We here at Warming Law will be dissecting the EPA's ruling over the coming hours and days: as of yet, we have not even seen the ruling. All we have to go on is this AP which quotes EPA Administrator Stephen Johnson: "The Bush administration is moving forward with a clear national solution - not a confusing patchwork of state rules . . . I believe this is a better approach than if individual states were to act alone." Industry couldn't have said it better, and readers of Warming law know what we think of this tired and inaccurate "patchwork quilt" argument. Johnson better hope his lawyers have found a better argument than this, because the Clean Air Act mandates the precise division of federal/state authority sought by California here.
For now, we want to focus on what happens next. The first thing, already promised by California Governor Arnold Schwartznegger, is a suit by California and its allies seeking to overturn the ruling in the DC Circuit Court of Appeals. As we've covered before, California has already filed suit in the DC Circuit claiming unreasonable delay by EPA in acting on their waiver, so the State may be able to simply amend that suit. (Those closely following developments here will recall that the unreasonable delay suit was filed in both district court and the DC Circuit because of some uncertainty over the appropriate court -- there's no such uncertainty here). California will almost certainly seek an expedited decision so that it can begin enforcing its program in 2009.

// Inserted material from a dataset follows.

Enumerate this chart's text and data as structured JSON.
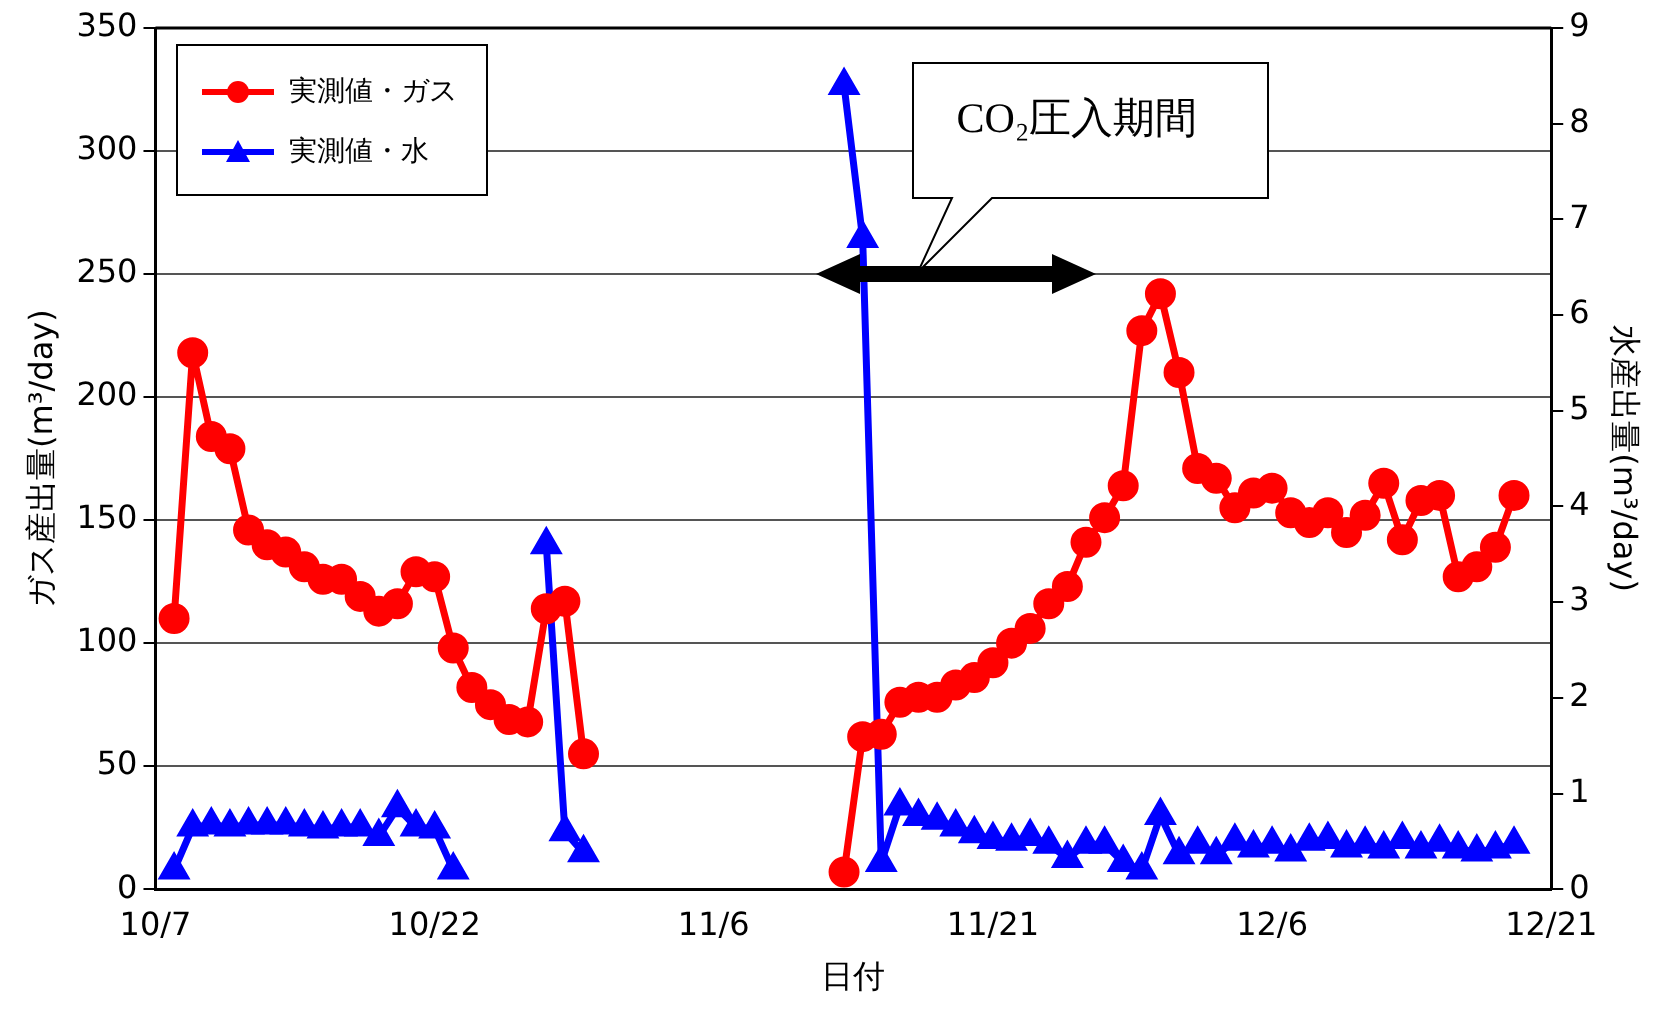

A more interesting question is what will happen to the appeals of the decisions in Vermont and California dismissing industry preemption challenges to the California program. These suits were brought by industry under the assumption that EPA would grant the waiver. Industry may now seek to have these rulings vacated as moot. The state and environmental defendants will presumable seek a stay pending their challenge to EPA's waiver decision.
Two other possibilities warrant mentioning at this point. Congress always has the option of overturning EPA's decision legislatively and nothing prevents a future president from revisiting this EPA decision. But hopefully, the DC Circuit will act quickly and make such measures unnecessary.